Fenris takes a few steps back, shaking his head. He looks dazed. "I think I — I should go. I need to be alone."

"Bugger that," Isabela says. "You think you're going to run back to your empty house and sulk? Like hell you are."

"Definitely not," Hawke agrees.

She takes him by the arm. "You're coming back to my room, upstairs, with me and Hawke, and we're all going to get stinking drunk. We're going to drink the best stuff Corff has in this rotten bar until we can't remember our own names. And then you're going to shag me silly, and Hawke too. All right?"

He meets her eyes, finally, and gets a faint smile. "Yes ma'am."

"Good." She marches him straight back, leaving Hawke to climb over the bar and get their supplies.

Aveline, hands on her hips, looks over the sorry state of the bar. "What a mess."

"Sorry Aveline." Hawke comes up again, hefting an armful of bottles. "Want some help cleaning up?"

"Hmpf. No, don't bother. Go look after Fenris, I'll get the guard to clean up here." Aveline wanders over to the Magister's body and stares down at it thoughtfully.
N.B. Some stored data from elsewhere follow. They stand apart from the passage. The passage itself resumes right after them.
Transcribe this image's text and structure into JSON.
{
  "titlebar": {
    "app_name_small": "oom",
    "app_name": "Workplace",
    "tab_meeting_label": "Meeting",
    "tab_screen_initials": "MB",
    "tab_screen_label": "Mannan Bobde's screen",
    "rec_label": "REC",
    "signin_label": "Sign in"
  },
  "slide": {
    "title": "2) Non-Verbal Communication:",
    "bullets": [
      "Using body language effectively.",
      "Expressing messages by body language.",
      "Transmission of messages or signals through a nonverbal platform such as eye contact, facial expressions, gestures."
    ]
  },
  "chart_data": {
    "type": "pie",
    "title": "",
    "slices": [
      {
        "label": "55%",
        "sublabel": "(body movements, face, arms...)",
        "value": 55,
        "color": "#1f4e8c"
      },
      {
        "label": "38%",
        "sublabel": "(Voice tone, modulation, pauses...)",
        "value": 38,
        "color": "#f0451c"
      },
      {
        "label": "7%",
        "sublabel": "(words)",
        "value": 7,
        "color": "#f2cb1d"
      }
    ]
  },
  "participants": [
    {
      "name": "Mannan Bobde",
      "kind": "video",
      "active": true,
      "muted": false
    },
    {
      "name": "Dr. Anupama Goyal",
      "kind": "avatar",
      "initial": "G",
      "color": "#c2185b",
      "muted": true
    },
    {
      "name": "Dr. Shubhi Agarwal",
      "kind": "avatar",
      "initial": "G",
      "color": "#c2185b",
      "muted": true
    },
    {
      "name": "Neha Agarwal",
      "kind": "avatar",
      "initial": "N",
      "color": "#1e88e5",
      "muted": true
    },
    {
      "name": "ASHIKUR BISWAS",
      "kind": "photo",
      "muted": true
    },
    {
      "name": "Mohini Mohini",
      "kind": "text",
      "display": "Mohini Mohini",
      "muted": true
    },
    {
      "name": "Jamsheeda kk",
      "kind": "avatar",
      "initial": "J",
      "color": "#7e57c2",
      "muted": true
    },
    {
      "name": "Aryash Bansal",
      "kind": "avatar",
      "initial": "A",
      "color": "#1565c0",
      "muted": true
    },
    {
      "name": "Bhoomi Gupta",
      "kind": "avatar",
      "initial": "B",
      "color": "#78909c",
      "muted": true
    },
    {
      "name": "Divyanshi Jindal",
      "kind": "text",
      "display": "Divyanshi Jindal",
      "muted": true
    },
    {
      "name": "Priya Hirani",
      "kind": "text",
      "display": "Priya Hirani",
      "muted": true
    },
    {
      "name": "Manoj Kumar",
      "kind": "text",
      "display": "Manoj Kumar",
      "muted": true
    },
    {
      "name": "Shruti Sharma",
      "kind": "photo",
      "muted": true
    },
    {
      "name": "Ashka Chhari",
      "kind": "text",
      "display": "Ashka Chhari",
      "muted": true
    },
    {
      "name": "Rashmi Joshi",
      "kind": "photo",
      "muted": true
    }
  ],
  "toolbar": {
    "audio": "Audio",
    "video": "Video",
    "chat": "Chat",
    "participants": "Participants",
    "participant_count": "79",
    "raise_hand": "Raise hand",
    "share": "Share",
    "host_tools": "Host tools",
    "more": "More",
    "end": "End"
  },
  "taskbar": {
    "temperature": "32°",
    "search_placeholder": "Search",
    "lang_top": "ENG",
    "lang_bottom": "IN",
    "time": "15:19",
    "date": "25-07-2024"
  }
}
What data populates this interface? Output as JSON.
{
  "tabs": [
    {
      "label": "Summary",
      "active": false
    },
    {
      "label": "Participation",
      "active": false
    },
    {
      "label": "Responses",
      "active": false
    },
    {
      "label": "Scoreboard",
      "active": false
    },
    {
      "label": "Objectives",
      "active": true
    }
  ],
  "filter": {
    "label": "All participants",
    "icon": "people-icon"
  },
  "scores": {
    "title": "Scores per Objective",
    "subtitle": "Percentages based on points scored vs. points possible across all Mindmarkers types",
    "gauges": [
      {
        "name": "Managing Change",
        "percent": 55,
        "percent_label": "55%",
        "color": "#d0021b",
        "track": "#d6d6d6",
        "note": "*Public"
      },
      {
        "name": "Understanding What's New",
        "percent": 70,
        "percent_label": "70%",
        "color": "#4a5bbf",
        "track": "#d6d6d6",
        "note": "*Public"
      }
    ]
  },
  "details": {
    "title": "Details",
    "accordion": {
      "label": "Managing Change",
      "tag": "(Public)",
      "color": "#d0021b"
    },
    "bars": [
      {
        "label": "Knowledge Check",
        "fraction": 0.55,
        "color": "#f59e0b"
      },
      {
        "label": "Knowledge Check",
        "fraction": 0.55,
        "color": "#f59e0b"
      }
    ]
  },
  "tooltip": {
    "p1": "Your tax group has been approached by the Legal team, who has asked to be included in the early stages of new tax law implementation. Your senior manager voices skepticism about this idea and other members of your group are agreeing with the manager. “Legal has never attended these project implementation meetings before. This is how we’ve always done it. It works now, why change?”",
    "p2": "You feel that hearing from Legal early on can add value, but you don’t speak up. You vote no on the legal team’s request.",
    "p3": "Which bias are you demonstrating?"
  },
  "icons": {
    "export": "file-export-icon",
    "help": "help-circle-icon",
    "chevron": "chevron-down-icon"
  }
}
With a clinking of glass bottles Hawke vanishes up the stairs, leaving Aveline alone in the wrecked bar.

She sets up a few chairs on their proper ends, stops, and sighs.

Then, after glancing around the room to make sure nobody is watching, Aveline goes over and gives Danarius a good, hard kick in the balls.

It did feel pretty good, after all.


	9. Distractions

_This was my entry for a Fenris fanfiction contest on Tumblr. I'm pleased to say that I won! _

_It was based on a piece of artwork, that I unfortunately cannot figure out how to link here,__ which depicted Sebastian dressing Fenris in his white armor._

* * *

"You are a peculiar man," said Fenris.

Sebastian buckled the gleaming white guard into place around his arm, seemingly unbothered by this assessment. "So I've heard."

"Is it necessary to wear your armor to learn to shoot?"

"Your armor would be impossible. The gauntlets alone, and the shoulders - No, this is better." He cinched the fabric tighter across the elf's back.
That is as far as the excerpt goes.